I put A five foot wide piece on the top and then cut and install a four foot wide piece on the bottom. My spackler was charging me more for getting down on his knees to two coat the bottom seam, because when the wall was finished painted the recess in the drywall showed up on top of the base. I did not liked the way it looked and pulled the base, spackled the seam repainted and installed the base back.
just something to think about.


----------



## AtlanticWBConst. (May 12, 2006)

Now that you mention it, the 2" factory indentation of the lower side of a full sheet (factory edge), would in fact need to be "filled in". However, that is not a big issue, in terms of what needs to be done. 6" knife - fill in the indentation.
Filling (coating) an edge like that, is no where near the amount of work, of what coating an actual seam requires.


----------



## AtlanticWBConst. (May 12, 2006)

nap said:


> hey drywall guys! isn't there such thing as 54" (strangely enough exactly what the OP needs 4' 6") wide rock? is so, would it be worth the trouble to grab a sheet of 54" X 9' or 10' so there are no seams?
> 
> Not my gig but I don;t like seams so I though this might be a possibility.


Yes, there is such a thing as 54" wide sheets.
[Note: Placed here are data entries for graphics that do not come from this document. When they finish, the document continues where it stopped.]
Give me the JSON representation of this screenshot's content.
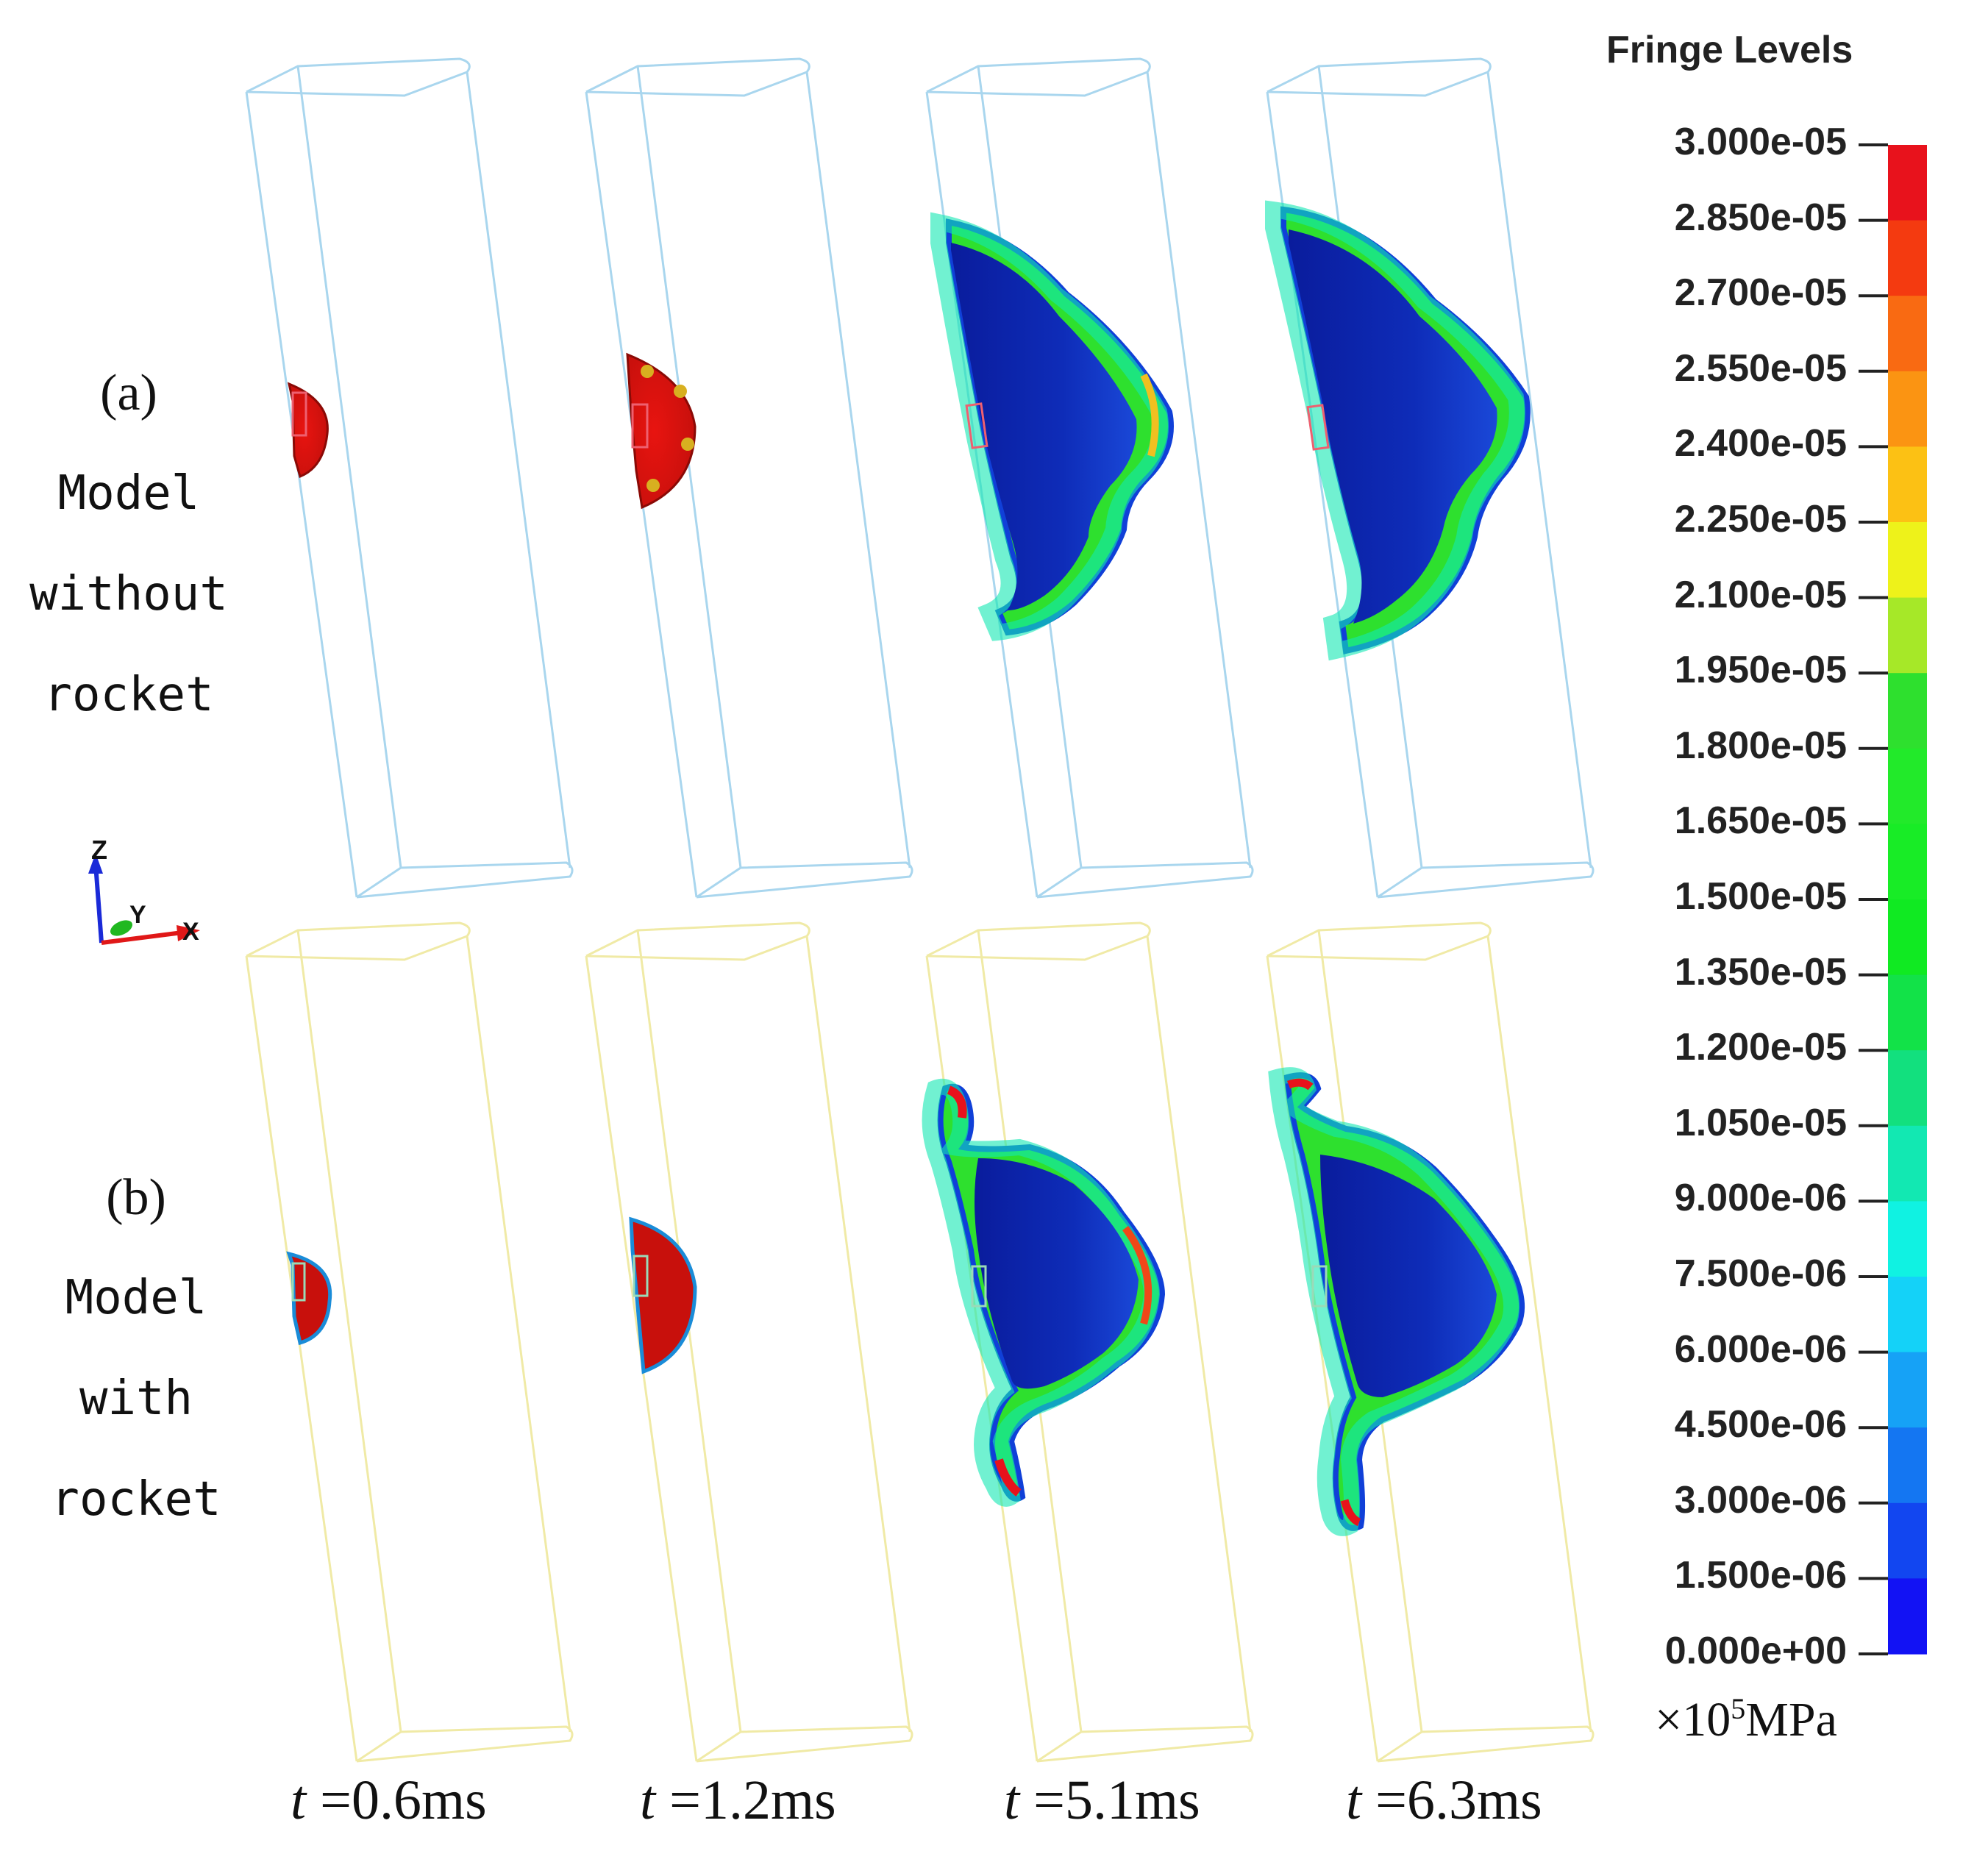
{
  "rows": [
    {
      "id": "a",
      "tag": "(a)",
      "lines": [
        "Model",
        "without",
        "rocket"
      ],
      "box_color": "#a9d6ee"
    },
    {
      "id": "b",
      "tag": "(b)",
      "lines": [
        "Model",
        "with",
        "rocket"
      ],
      "box_color": "#f0eaa6"
    }
  ],
  "time_labels": [
    {
      "var": "t",
      "value": " =0.6ms"
    },
    {
      "var": "t",
      "value": " =1.2ms"
    },
    {
      "var": "t",
      "value": " =5.1ms"
    },
    {
      "var": "t",
      "value": " =6.3ms"
    }
  ],
  "axis_triad": {
    "z": "Z",
    "y": "Y",
    "x": "X"
  },
  "legend": {
    "title": "Fringe Levels",
    "levels": [
      "3.000e-05",
      "2.850e-05",
      "2.700e-05",
      "2.550e-05",
      "2.400e-05",
      "2.250e-05",
      "2.100e-05",
      "1.950e-05",
      "1.800e-05",
      "1.650e-05",
      "1.500e-05",
      "1.350e-05",
      "1.200e-05",
      "1.050e-05",
      "9.000e-06",
      "7.500e-06",
      "6.000e-06",
      "4.500e-06",
      "3.000e-06",
      "1.500e-06",
      "0.000e+00"
    ],
    "colors": [
      "#e8121c",
      "#f43a10",
      "#f96a12",
      "#fb9412",
      "#fcc114",
      "#eef21a",
      "#a6e828",
      "#2ee02e",
      "#22ea2a",
      "#18ec26",
      "#10ea22",
      "#12e248",
      "#12e07e",
      "#12e8b2",
      "#10f2e2",
      "#14d2f8",
      "#16a2f6",
      "#1476f2",
      "#1246f0",
      "#1212f4"
    ],
    "unit_prefix": "×10",
    "unit_exp": "5",
    "unit_suffix": "MPa"
  }
}
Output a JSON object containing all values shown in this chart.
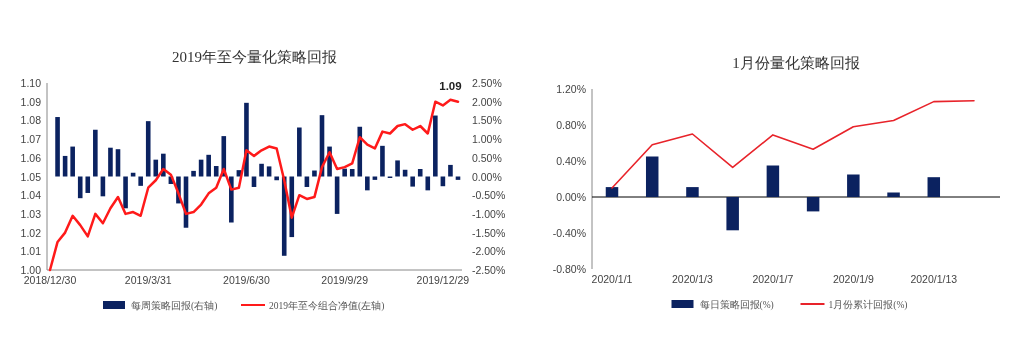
{
  "chart_data": [
    {
      "type": "bar",
      "title": "2019年至今量化策略回报",
      "legend": "bottom",
      "grid": false,
      "categories": [
        "2018/12/30",
        null,
        null,
        null,
        null,
        null,
        null,
        null,
        null,
        null,
        null,
        null,
        null,
        "2019/3/31",
        null,
        null,
        null,
        null,
        null,
        null,
        null,
        null,
        null,
        null,
        null,
        null,
        "2019/6/30",
        null,
        null,
        null,
        null,
        null,
        null,
        null,
        null,
        null,
        null,
        null,
        null,
        "2019/9/29",
        null,
        null,
        null,
        null,
        null,
        null,
        null,
        null,
        null,
        null,
        null,
        null,
        "2019/12/29",
        null,
        null
      ],
      "ylim": [
        1.0,
        1.1
      ],
      "yticks": [
        {
          "value": 1.0,
          "label": "1.00"
        },
        {
          "value": 1.01,
          "label": "1.01"
        },
        {
          "value": 1.02,
          "label": "1.02"
        },
        {
          "value": 1.03,
          "label": "1.03"
        },
        {
          "value": 1.04,
          "label": "1.04"
        },
        {
          "value": 1.05,
          "label": "1.05"
        },
        {
          "value": 1.06,
          "label": "1.06"
        },
        {
          "value": 1.07,
          "label": "1.07"
        },
        {
          "value": 1.08,
          "label": "1.08"
        },
        {
          "value": 1.09,
          "label": "1.09"
        },
        {
          "value": 1.1,
          "label": "1.10"
        }
      ],
      "y2lim": [
        -2.5,
        2.5
      ],
      "y2ticks": [
        {
          "value": -2.5,
          "label": "-2.50%"
        },
        {
          "value": -2.0,
          "label": "-2.00%"
        },
        {
          "value": -1.5,
          "label": "-1.50%"
        },
        {
          "value": -1.0,
          "label": "-1.00%"
        },
        {
          "value": -0.5,
          "label": "-0.50%"
        },
        {
          "value": 0,
          "label": "0.00%"
        },
        {
          "value": 0.5,
          "label": "0.50%"
        },
        {
          "value": 1.0,
          "label": "1.00%"
        },
        {
          "value": 1.5,
          "label": "1.50%"
        },
        {
          "value": 2.0,
          "label": "2.00%"
        },
        {
          "value": 2.5,
          "label": "2.50%"
        }
      ],
      "annotations": [
        {
          "text": "1.09",
          "y": 1.09
        }
      ],
      "series": [
        {
          "name": "每周策略回报(右轴)",
          "axis": "y2",
          "color": "#0b2260",
          "values": [
            null,
            1.59,
            0.55,
            0.8,
            -0.58,
            -0.44,
            1.25,
            -0.53,
            0.77,
            0.73,
            -0.85,
            0.1,
            -0.25,
            1.48,
            0.45,
            0.61,
            -0.2,
            -0.72,
            -1.37,
            0.15,
            0.45,
            0.58,
            0.28,
            1.08,
            -1.23,
            0.17,
            1.97,
            -0.28,
            0.34,
            0.27,
            -0.1,
            -2.12,
            -1.62,
            1.31,
            -0.28,
            0.16,
            1.64,
            0.8,
            -1.0,
            0.21,
            0.2,
            1.33,
            -0.37,
            -0.09,
            0.82,
            -0.04,
            0.43,
            0.18,
            -0.27,
            0.2,
            -0.37,
            1.63,
            -0.26,
            0.31,
            -0.09
          ]
        },
        {
          "name": "2019年至今组合净值(左轴)",
          "type": "line",
          "color": "#ff1a1a",
          "values": [
            1.0,
            1.015,
            1.02,
            1.029,
            1.024,
            1.018,
            1.03,
            1.025,
            1.033,
            1.039,
            1.03,
            1.031,
            1.029,
            1.044,
            1.048,
            1.054,
            1.051,
            1.041,
            1.03,
            1.031,
            1.035,
            1.041,
            1.044,
            1.054,
            1.043,
            1.044,
            1.064,
            1.061,
            1.064,
            1.066,
            1.065,
            1.048,
            1.028,
            1.04,
            1.038,
            1.039,
            1.055,
            1.063,
            1.054,
            1.055,
            1.057,
            1.071,
            1.067,
            1.065,
            1.074,
            1.073,
            1.077,
            1.078,
            1.075,
            1.077,
            1.073,
            1.09,
            1.088,
            1.091,
            1.09
          ]
        }
      ]
    },
    {
      "type": "bar",
      "title": "1月份量化策略回报",
      "legend": "bottom",
      "grid": false,
      "categories": [
        "2020/1/1",
        null,
        "2020/1/3",
        null,
        "2020/1/7",
        null,
        "2020/1/9",
        null,
        "2020/1/13",
        null
      ],
      "ylim": [
        -0.8,
        1.2
      ],
      "yticks": [
        {
          "value": -0.8,
          "label": "-0.80%"
        },
        {
          "value": -0.4,
          "label": "-0.40%"
        },
        {
          "value": 0,
          "label": "0.00%"
        },
        {
          "value": 0.4,
          "label": "0.40%"
        },
        {
          "value": 0.8,
          "label": "0.80%"
        },
        {
          "value": 1.2,
          "label": "1.20%"
        }
      ],
      "ref_lines": [
        {
          "axis": "y",
          "value": 0,
          "color": "#000000"
        }
      ],
      "series": [
        {
          "name": "每日策略回报(%)",
          "color": "#0b2260",
          "values": [
            0.11,
            0.45,
            0.11,
            -0.37,
            0.35,
            -0.16,
            0.25,
            0.05,
            0.22,
            null
          ]
        },
        {
          "name": "1月份累计回报(%)",
          "type": "line",
          "color": "#e8232a",
          "values": [
            0.1,
            0.58,
            0.7,
            0.33,
            0.69,
            0.53,
            0.78,
            0.85,
            1.06,
            1.07
          ]
        }
      ]
    }
  ]
}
They are primarily in demand for older homes with taller ceilings. Hope you have a 54" T-square to cut it straight...


----------



## nap (Dec 4, 2007)

AtlanticWBConst. said:


> Yes, there is such a thing as 54" wide sheets. They are primarily in demand for older homes with taller ceilings. Hope you have a 54" T-square to cut it straight...


cutting is the easy part. there is a straight edge on both sides.

if this was readily available, not only would it remove any seams in the field, it would also remove any reduced edge on the top or bottom since you would set it vertically and the reduces edges would be at the sides where you would be using corner bead and mudding anyway.

just a thought. Lke I said, rock ain't my gig.


----------



## tandyt (May 3, 2008)

54" is a little more difficult to find than 48". Most the houses in my area have 9 foot ceilings so we're always using 54". But since this is just a small patch, use whatever rock is easier to find. You will have the 2 1/2" recess to fill along with the bottom joint if you go with the 48". But it will be a recessed edge, so it is easy to fill and easy to get flat.


----------